What you need to know
- The FCC announced the winners of the C-band spectrum auction with over $81 billion in bids.
- Verizon bid the most with $45.4 billion for 3,511 licenses, followed by AT&T who bid $23.4 billion for 1,621 licenses.
- T-Mobile bid relatively low, with just $9.3 billion for 142 licenses.
The recent spectrum auction is over, and the FCC just finally announced the winners. This auction was important for carriers in the U.S. who hope to bolster their 5G networks, offering a highly-coveted block of C-band spectrum. This is also known as mid-band spectrum, and it is used to deploy 5G in most parts of the world where the network is available. The U.S., on the other hand, has been largely focused on low and ultra-high band spectrum. Both have their merits but aren't without their drawbacks, which we lay out in our 5G explainer. Mid-band is the sweet spot, and the recent spectrum auction results prove that.
Verizon spent the most in the auction, bidding more than $45 billion for 3,500 licenses, or nearly twice as much as AT&T. This doesn't come as much of a surprise, as the company has, until recently, put mmWave 5G above everything else. While that offers the fastest available speeds, it's incredibly easy to interfere with and hard to catch. So while Verizon can often claim fast peak speeds, hardly anyone can take advantage of them.
Verizon's 5G network is in a dire situation, but this could help it catch up.

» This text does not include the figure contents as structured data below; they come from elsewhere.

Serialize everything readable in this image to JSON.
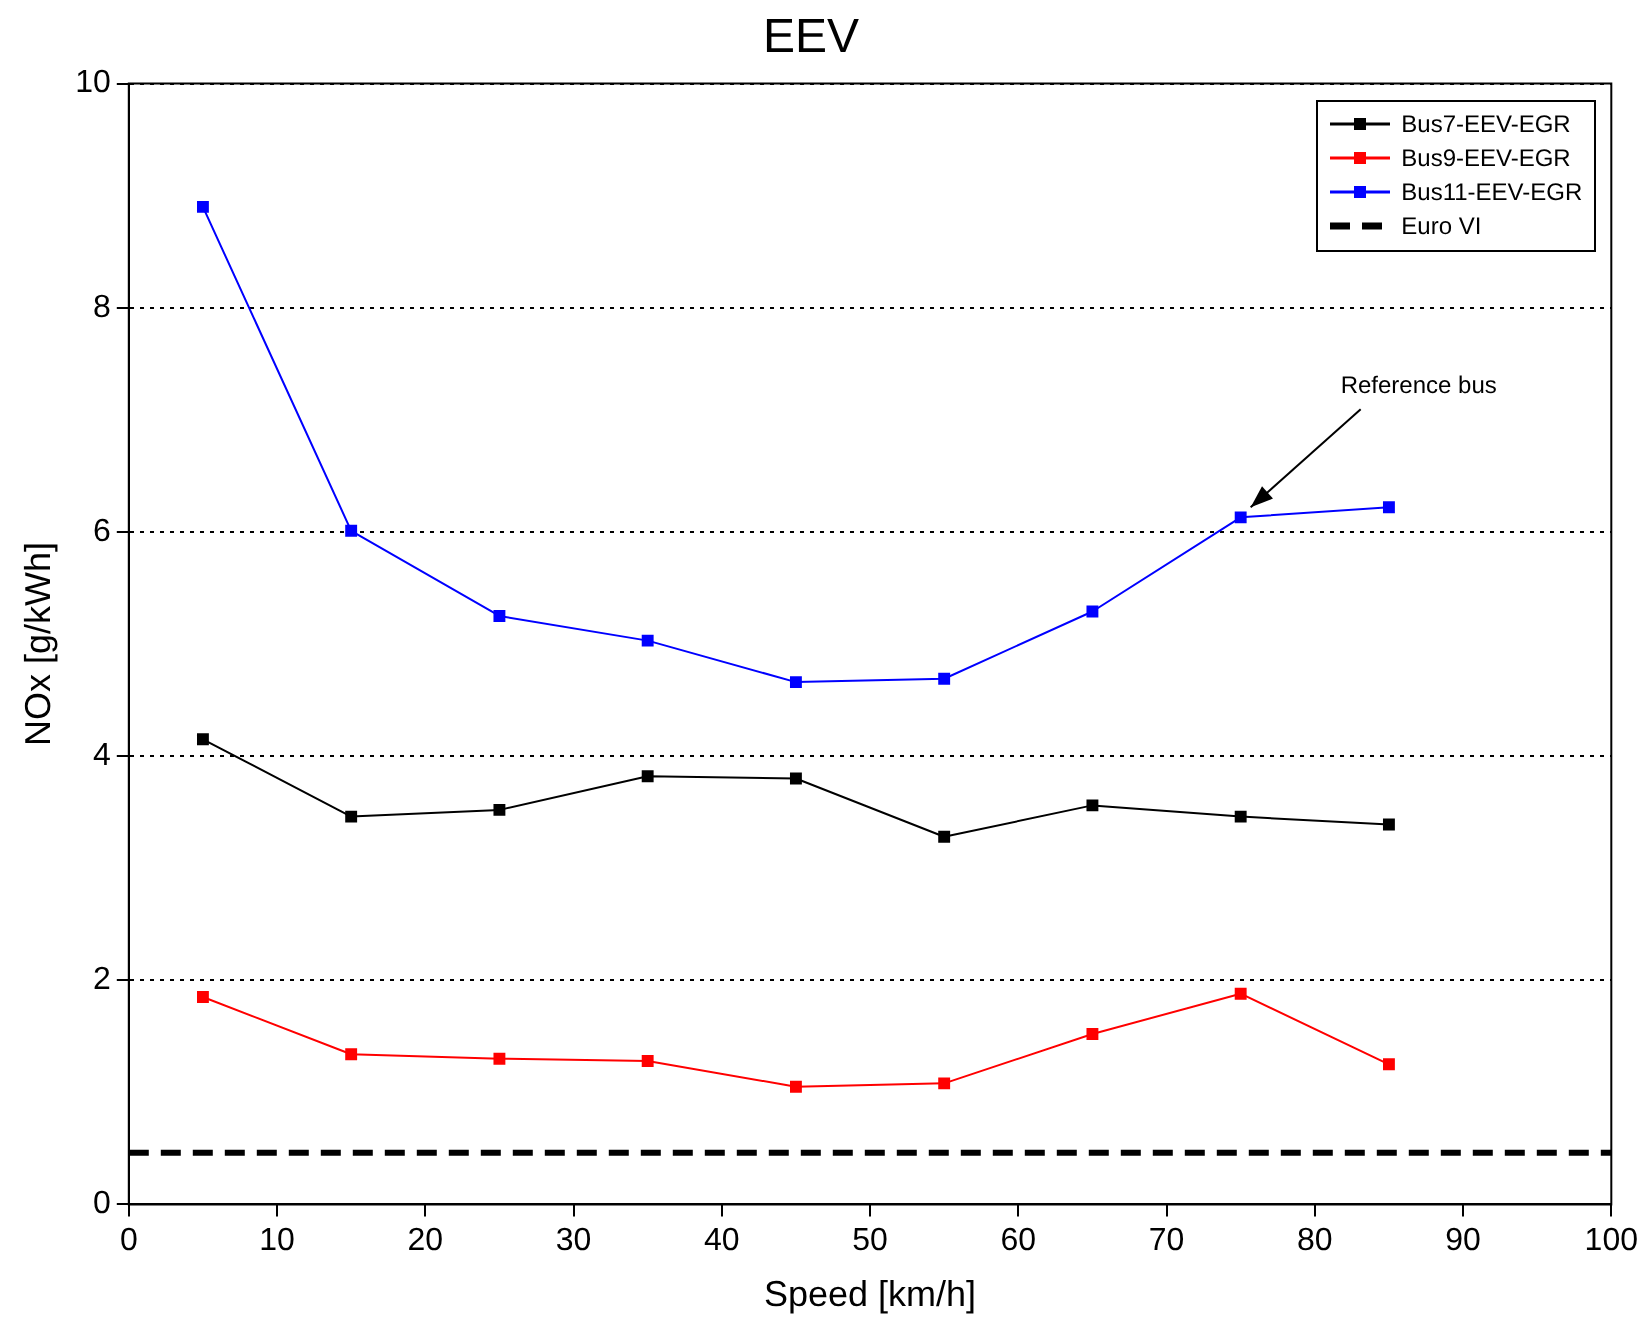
{
  "chart_data": {
    "type": "line",
    "title": "EEV",
    "xlabel": "Speed [km/h]",
    "ylabel": "NOx [g/kWh]",
    "x": [
      5,
      15,
      25,
      35,
      45,
      55,
      65,
      75,
      85
    ],
    "series": [
      {
        "name": "Bus7-EEV-EGR",
        "color": "#000000",
        "values": [
          4.15,
          3.46,
          3.52,
          3.82,
          3.8,
          3.28,
          3.56,
          3.46,
          3.39
        ]
      },
      {
        "name": "Bus9-EEV-EGR",
        "color": "#ff0000",
        "values": [
          1.85,
          1.34,
          1.3,
          1.28,
          1.05,
          1.08,
          1.52,
          1.88,
          1.25
        ]
      },
      {
        "name": "Bus11-EEV-EGR",
        "color": "#0000ff",
        "values": [
          8.9,
          6.01,
          5.25,
          5.03,
          4.66,
          4.69,
          5.29,
          6.13,
          6.22
        ]
      },
      {
        "name": "Euro VI",
        "color": "#000000",
        "x": [
          0,
          100
        ],
        "values": [
          0.46,
          0.46
        ],
        "line_style": "dashed",
        "marker": "none"
      }
    ],
    "marker": "square",
    "line_style": "solid",
    "xlim": [
      0,
      100
    ],
    "xticks": [
      0,
      10,
      20,
      30,
      40,
      50,
      60,
      70,
      80,
      90,
      100
    ],
    "ylim": [
      0,
      10
    ],
    "yticks": [
      0,
      2,
      4,
      6,
      8,
      10
    ],
    "grid": "y",
    "legend": "top right",
    "annotations": [
      {
        "text": "Reference bus",
        "x": 75,
        "y": 6.13
      }
    ]
  }
}
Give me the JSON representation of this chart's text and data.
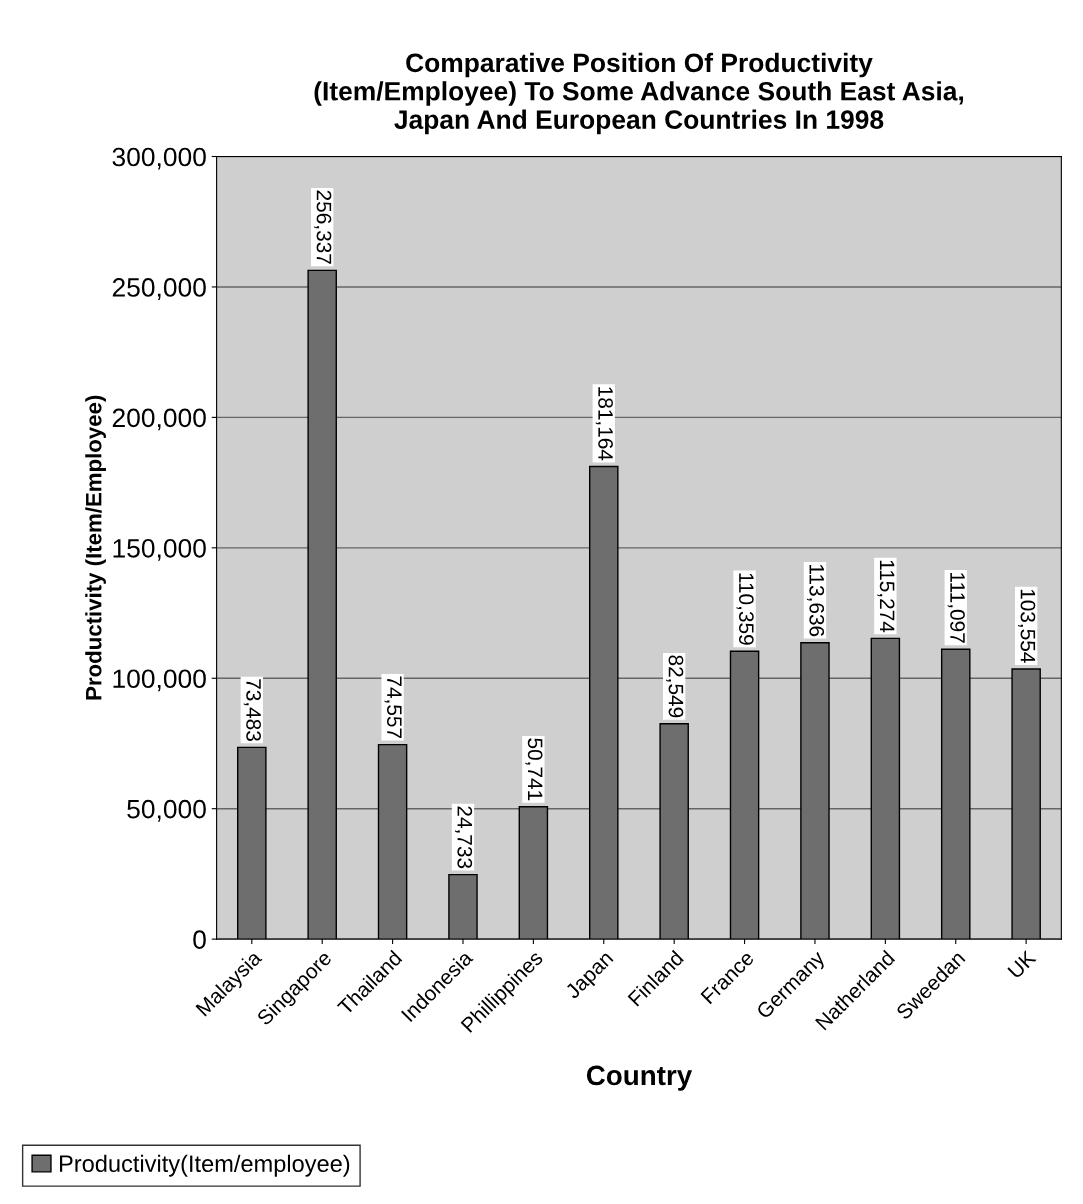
{
  "chart_data": {
    "type": "bar",
    "title": "Comparative Position Of Productivity\n(Item/Employee) To Some Advance South East Asia,\nJapan And European Countries In 1998",
    "xlabel": "Country",
    "ylabel": "Productivity (Item/Employee)",
    "categories": [
      "Malaysia",
      "Singapore",
      "Thailand",
      "Indonesia",
      "Phillippines",
      "Japan",
      "Finland",
      "France",
      "Germany",
      "Natherland",
      "Sweedan",
      "UK"
    ],
    "series": [
      {
        "name": "Productivity(Item/employee)",
        "color": "#6e6e6e",
        "values": [
          73483,
          256337,
          74557,
          24733,
          50741,
          181164,
          82549,
          110359,
          113636,
          115274,
          111097,
          103554
        ],
        "value_labels": [
          "73,483",
          "256,337",
          "74,557",
          "24,733",
          "50,741",
          "181,164",
          "82,549",
          "110,359",
          "113,636",
          "115,274",
          "111,097",
          "103,554"
        ]
      }
    ],
    "ylim": [
      0,
      300000
    ],
    "yticks": [
      {
        "value": 0,
        "label": "0"
      },
      {
        "value": 50000,
        "label": "50,000"
      },
      {
        "value": 100000,
        "label": "100,000"
      },
      {
        "value": 150000,
        "label": "150,000"
      },
      {
        "value": 200000,
        "label": "200,000"
      },
      {
        "value": 250000,
        "label": "250,000"
      },
      {
        "value": 300000,
        "label": "300,000"
      }
    ],
    "grid": "y",
    "legend": "bottom left"
  }
}
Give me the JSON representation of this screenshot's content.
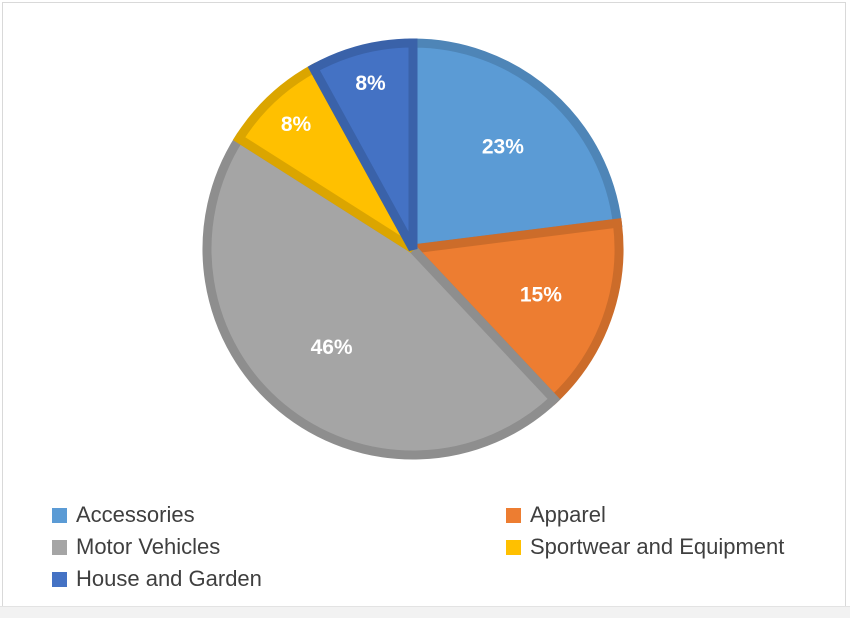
{
  "chart_data": {
    "type": "pie",
    "categories": [
      "Accessories",
      "Apparel",
      "Motor Vehicles",
      "Sportwear and Equipment",
      "House and Garden"
    ],
    "values": [
      23,
      15,
      46,
      8,
      8
    ],
    "data_labels": [
      "23%",
      "15%",
      "46%",
      "8%",
      "8%"
    ],
    "colors": [
      "#5b9bd5",
      "#ed7d31",
      "#a5a5a5",
      "#ffc000",
      "#4472c4"
    ],
    "legend_position": "bottom",
    "start_angle": "12 o'clock",
    "direction": "clockwise",
    "title": "",
    "grid": false
  }
}
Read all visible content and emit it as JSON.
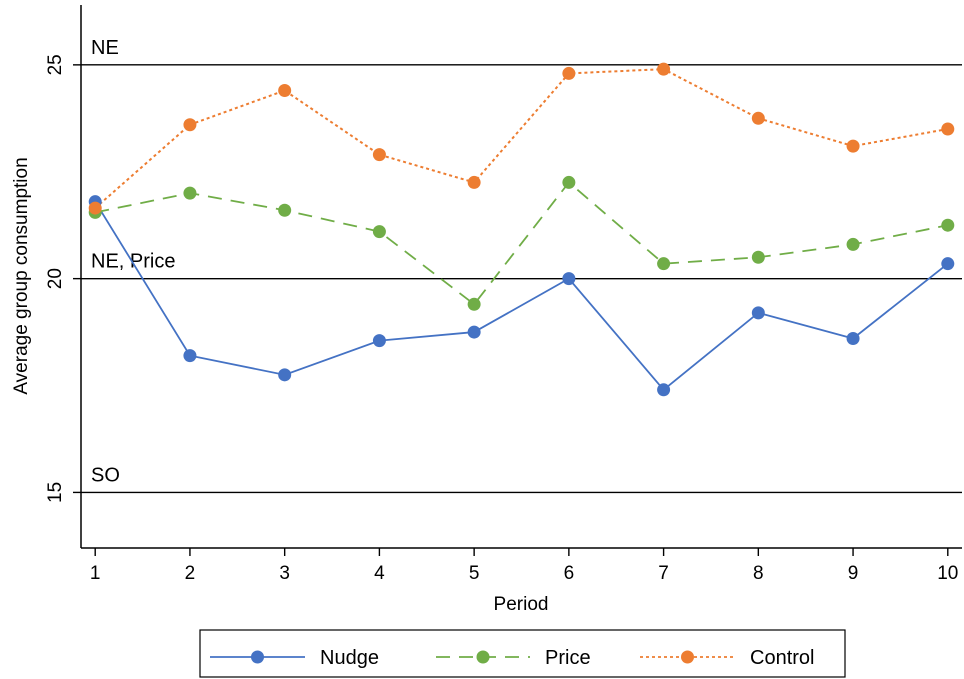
{
  "chart_data": {
    "type": "line",
    "title": "",
    "xlabel": "Period",
    "ylabel": "Average group consumption",
    "x": [
      1,
      2,
      3,
      4,
      5,
      6,
      7,
      8,
      9,
      10
    ],
    "xlim": [
      0.85,
      10.15
    ],
    "ylim": [
      13.7,
      26.4
    ],
    "yticks": [
      15,
      20,
      25
    ],
    "grid": false,
    "legend_position": "bottom",
    "reference_lines": [
      {
        "label": "NE",
        "value": 25
      },
      {
        "label": "NE, Price",
        "value": 20
      },
      {
        "label": "SO",
        "value": 15
      }
    ],
    "series": [
      {
        "name": "Nudge",
        "color": "#4472c4",
        "dash": "solid",
        "values": [
          21.8,
          18.2,
          17.75,
          18.55,
          18.75,
          20.0,
          17.4,
          19.2,
          18.6,
          20.35
        ]
      },
      {
        "name": "Price",
        "color": "#70ad47",
        "dash": "dashed",
        "values": [
          21.55,
          22.0,
          21.6,
          21.1,
          19.4,
          22.25,
          20.35,
          20.5,
          20.8,
          21.25
        ]
      },
      {
        "name": "Control",
        "color": "#ed7d31",
        "dash": "dotted",
        "values": [
          21.65,
          23.6,
          24.4,
          22.9,
          22.25,
          24.8,
          24.9,
          23.75,
          23.1,
          23.5
        ]
      }
    ]
  }
}
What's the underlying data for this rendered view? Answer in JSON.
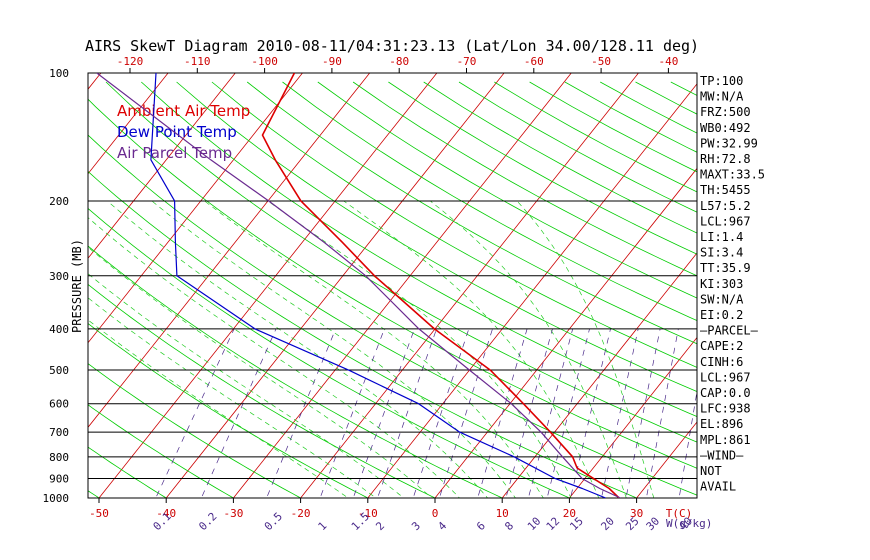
{
  "chart_data": {
    "type": "line",
    "title": "AIRS SkewT Diagram 2010-08-11/04:31:23.13 (Lat/Lon 34.00/128.11 deg)",
    "ylabel": "PRESSURE (MB)",
    "bottom_temp_unit": "T(C)",
    "mixing_ratio_unit": "W(g/kg)",
    "pressure_levels": [
      100,
      200,
      300,
      400,
      500,
      600,
      700,
      800,
      900,
      1000
    ],
    "bottom_temp_ticks": [
      -50,
      -40,
      -30,
      -20,
      -10,
      0,
      10,
      20,
      30
    ],
    "top_temp_ticks": [
      -120,
      -110,
      -100,
      -90,
      -80,
      -70,
      -60,
      -50,
      -40
    ],
    "mixing_ratio_labels": [
      "0.1",
      "0.2",
      "0.5",
      "1",
      "1.5",
      "2",
      "3",
      "4",
      "6",
      "8",
      "10",
      "12",
      "15",
      "20",
      "25",
      "30",
      "40"
    ],
    "legend": [
      {
        "label": "Ambient Air Temp",
        "color": "#dd0000"
      },
      {
        "label": "Dew Point Temp",
        "color": "#0000cc"
      },
      {
        "label": "Air Parcel Temp",
        "color": "#6a2a90"
      }
    ],
    "colors": {
      "isotherm": "#cc0000",
      "dry_adiabat": "#00cc00",
      "moist_adiabat": "#22cc22",
      "mixing_ratio": "#4a2a8a",
      "isobar": "#000000",
      "title": "#000000",
      "top_ticks": "#cc0000",
      "bottom_ticks": "#cc0000",
      "mixing_labels": "#4a2a8a"
    },
    "series": [
      {
        "name": "Ambient Air Temp",
        "color": "#dd0000",
        "width": 1.6,
        "points": [
          {
            "p": 100,
            "t": -71.2
          },
          {
            "p": 140,
            "t": -68.6
          },
          {
            "p": 160,
            "t": -63.8
          },
          {
            "p": 200,
            "t": -55.1
          },
          {
            "p": 250,
            "t": -44.1
          },
          {
            "p": 300,
            "t": -35.3
          },
          {
            "p": 400,
            "t": -20.1
          },
          {
            "p": 500,
            "t": -6.9
          },
          {
            "p": 600,
            "t": 2.0
          },
          {
            "p": 700,
            "t": 9.4
          },
          {
            "p": 800,
            "t": 15.6
          },
          {
            "p": 850,
            "t": 17.6
          },
          {
            "p": 900,
            "t": 21.3
          },
          {
            "p": 950,
            "t": 24.8
          },
          {
            "p": 1000,
            "t": 27.4
          }
        ]
      },
      {
        "name": "Dew Point Temp",
        "color": "#0000cc",
        "width": 1.2,
        "points": [
          {
            "p": 100,
            "t": -91.8
          },
          {
            "p": 160,
            "t": -82.3
          },
          {
            "p": 200,
            "t": -73.9
          },
          {
            "p": 250,
            "t": -68.9
          },
          {
            "p": 300,
            "t": -64.7
          },
          {
            "p": 400,
            "t": -46.8
          },
          {
            "p": 500,
            "t": -28.0
          },
          {
            "p": 600,
            "t": -13.6
          },
          {
            "p": 700,
            "t": -4.1
          },
          {
            "p": 800,
            "t": 6.9
          },
          {
            "p": 900,
            "t": 15.6
          },
          {
            "p": 950,
            "t": 20.8
          },
          {
            "p": 1000,
            "t": 25.4
          }
        ]
      },
      {
        "name": "Air Parcel Temp",
        "color": "#6a2a90",
        "width": 1.2,
        "points": [
          {
            "p": 100,
            "t": -100.6
          },
          {
            "p": 160,
            "t": -73.4
          },
          {
            "p": 200,
            "t": -59.9
          },
          {
            "p": 250,
            "t": -46.8
          },
          {
            "p": 300,
            "t": -36.6
          },
          {
            "p": 400,
            "t": -22.4
          },
          {
            "p": 500,
            "t": -10.0
          },
          {
            "p": 600,
            "t": 0.2
          },
          {
            "p": 700,
            "t": 8.0
          },
          {
            "p": 800,
            "t": 14.1
          },
          {
            "p": 900,
            "t": 19.6
          },
          {
            "p": 950,
            "t": 23.4
          },
          {
            "p": 1000,
            "t": 27.6
          }
        ]
      }
    ],
    "indices": [
      "TP:100",
      "MW:N/A",
      "FRZ:500",
      "WB0:492",
      "PW:32.99",
      "RH:72.8",
      "MAXT:33.5",
      "TH:5455",
      "L57:5.2",
      "LCL:967",
      "LI:1.4",
      "SI:3.4",
      "TT:35.9",
      "KI:303",
      "SW:N/A",
      "EI:0.2",
      "—PARCEL—",
      "CAPE:2",
      "CINH:6",
      "LCL:967",
      "CAP:0.0",
      "LFC:938",
      "EL:896",
      "MPL:861",
      "—WIND—",
      "NOT",
      "AVAIL"
    ]
  }
}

Verizon recently began deploying low-band spectrum as a way to claim nationwide coverage, but much of it is shared with 4G LTE using a technology called DSS. We have a page to explain everything you need to know about 5G on Verizon, but simply put, the carrier needs the mid-band spectrum to stay competitive in the 5G race.
5G on AT&T isn't in quite as desperate a spot as Verizon, as the company spent more than $23 billion for 1,600 licenses. The company deployed both mmWave and low-band spectrum early on to provide coverage where it needs it and also takes advantage of DSS to help carry the weight.
Then there's T-Mobile. The Magenta carrier purchased just over $9 billion for only 142 licenses. Having just absorbed Sprint, T-Mobile is sitting pretty on a goldmine of mid-band spectrum that it's been working to deploy. Add that to the mmWave and swaths of low-band spectrum that the company has rolled out, and T-Mobile 5G is already in a good place. This is why T-Mobile has been often named the best 5G network, and that title is unlikely to go anywhere now that the company is offering truly unlimited data again with its new Magenta plans.
All-in-all, over $80 billion was spent in the 5G auction, which is much more than the $50 billion analysts initially expected. This is good news for consumers, as it means the carriers are putting more money towards making their networks better. Don't expect to see any drastic changes any time soon, as it will take some time for carriers to deploy the spectrum. For now, it seems like T-Mobile will continue boasting its mid-band 5G as it rolls out to more cities.